Rumrat said:I have conceded that Some of my dates were questionable as I have not viewed the piece I wrote since it went to the museum.
I do not think he was an RSM at Omdurman I recall he was a lower life at that time. His promotion to SM or RSM may have been when he was shipped away from his Regiment when he married. He definitely was a depot RSM that much has been determined by the reg.
He was discharged from the Dorset reg when he finally left service, and had served in/attached too, two other regiments.
I well remember he never talked of his exploits very often, as he was a man of few words.
I have a pic of him in Red tunic, its one of those coloured after took Victorian efforts and it was my discovery of this that prompted him to tell me he had fought in Sudan in Red. He actually did join in 1887 as when he joined the Navy he was 14 but lied.
I did not know him well and only met him for a short period in 1956 when I was 6. He died two weeks after my dad brought me with him to England in 1961, we came as he was dying, for dad to see him one last time.
He viewed the Martini Henry as the "Modern" rifle it being introduced into the British army the year after he was born.
Whilst they were part one firearms he kept one secreted in his house and it came into my dads possession after grandad died.
I have a "As New 1876 pat Bayonet that he left dad and now I own it, and it was this that got me into collecting military weapons.
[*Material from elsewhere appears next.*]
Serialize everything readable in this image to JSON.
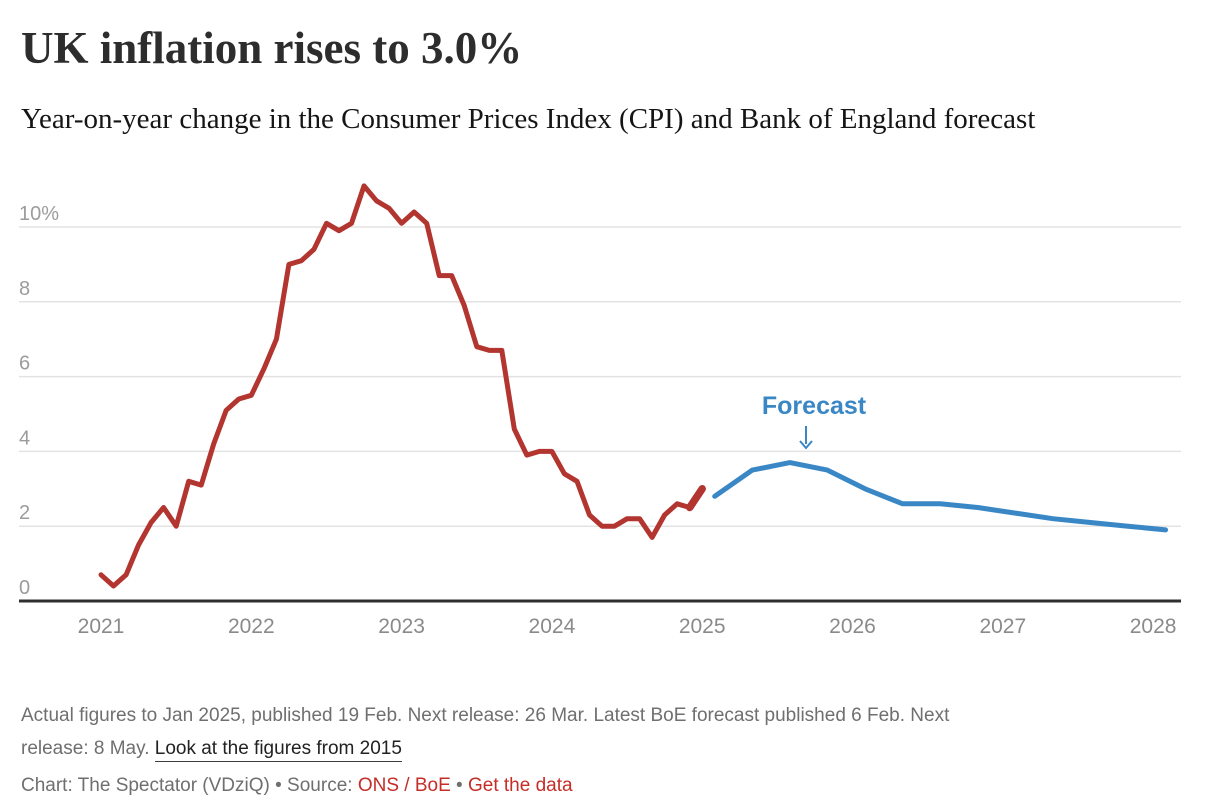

I took and passed a degree in political History whilst in the Andrew, and have never used it since. 8O :roll:
Pretty good life then. He was probably having more fun than my great grandad, who spent the same period down a coal mine - literally after he was killed down one in 1880 aged 36 - he was identified by his boots after his body had lain under a tarp at the pit head for 4 days.... That's why I get interested in peoples' stories - there's always something there worth looking at.